The abyssal figure extended its hand once more, palm open as if inviting. The chains obeyed instantly, lashing deeper into the cracks. The ground buckled, tilting beneath them.

Lin gasped, clutching Min-joon's wrist. "Don't—don't stay. You'll die with me."

"Then I die," Min-joon said without hesitation, his voice raw but steady. "I told you—I'm not letting go. Not now. Not ever."

The abyssal figure's resonance rippled, almost curious.

"Stronger than marrow. But fragile. How long before it shatters?"

The ground gave way entirely.

The plaza collapsed in a thunderous roar, a cascade of stone and steel plunging into the abyssal pit. Lin's chains whipped wildly, trying to anchor, but only served to drag him deeper.

Min-joon clung to him with everything he had, arms wrapped tight even as debris tore across his back. Keller grabbed for them, but a falling slab of concrete forced him and Hwan to leap aside, separated by the chaos.

Lin's last glimpse of the surface was Keller's face twisted in rage and fear, shouting something he couldn't hear over the roar. Then everything went black.

They were falling. Not through air, but through resonance itself. The abyss was not a place—it was a direction, a pull, a demand. Lin's stomach twisted as the marrow inside him tore at its cage, unspooling into the darkness.

He clutched Min-joon with one arm, the other wrapped in chains he couldn't control. Their descent wasn't endless, but it wasn't natural either. Space folded and unfolded, scenes flickering past like broken film reels—laboratories lined with marrow crystals, drowned cities echoing with silent screams, endless rows of kneeling figures chained in unison.

Min-joon's voice cut through the nightmare, close to his ear. "Stay with me, Lin. Don't let it take you."

"I—I'm trying," Lin choked, his body convulsing. His veins glowed faintly, marrow burning inside him. "But it's… it's splitting me in two—"

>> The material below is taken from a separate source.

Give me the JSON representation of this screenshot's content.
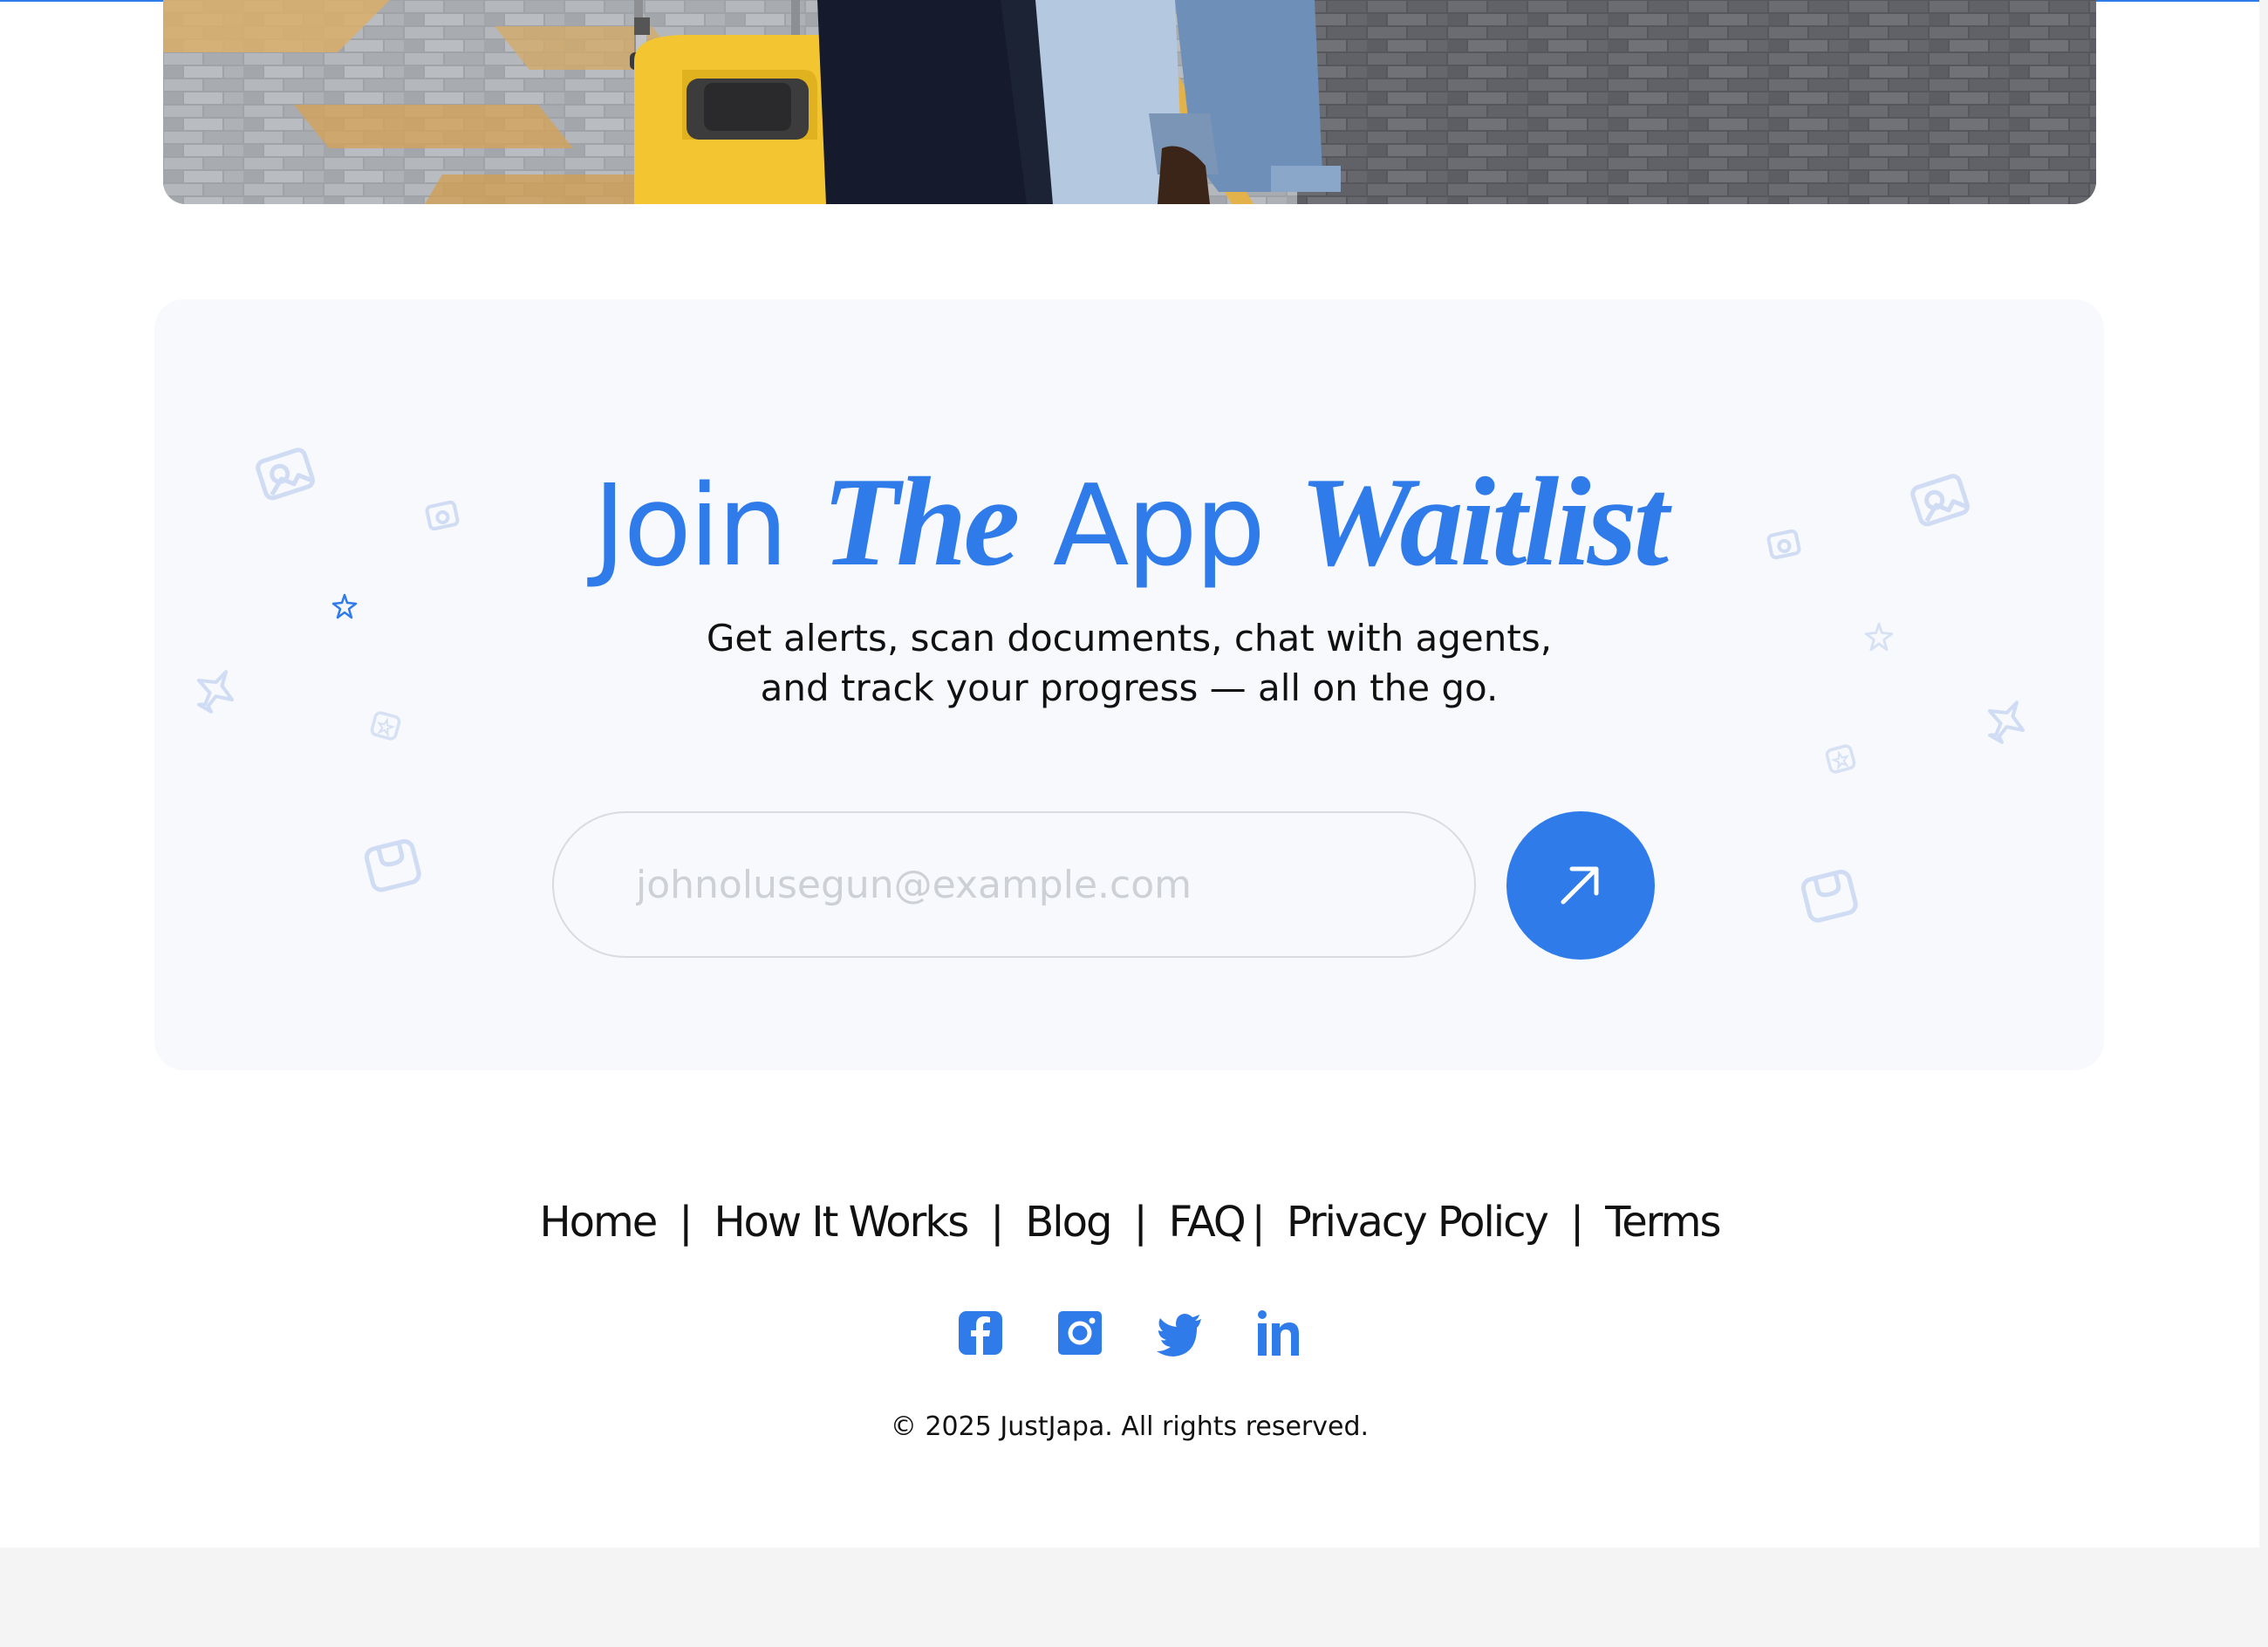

The abyssal figure's voice followed them, not shouted but felt, resonant in the marrow of their bones.

"Refusal does not matter. Descent is inevitable. Door will open."

Lin clamped his eyes shut, clinging to Min-joon like the only solid thing in existence. His mind frayed at the edges, pulled apart by the chains' divided will.

And then—impact.

They struck something solid, though it wasn't earth. It was soft and cold, like the skin of some vast creature. They bounced and rolled, coming to rest on a surface that pulsed faintly beneath them.

Lin coughed violently, his lungs burning. Min-joon pulled him upright, brushing debris from his hair with trembling hands. Around them stretched an impossible landscape—towers of bone spiraling upward, rivers of black liquid flowing against gravity, skies that bled light through fractures in reality.

The abyss. Not metaphor. Not dream. The real thing.

Lin's chains hissed in unison, trembling like worshippers before a shrine.

And high above them, suspended in the bleeding sky, the hollow mask watched.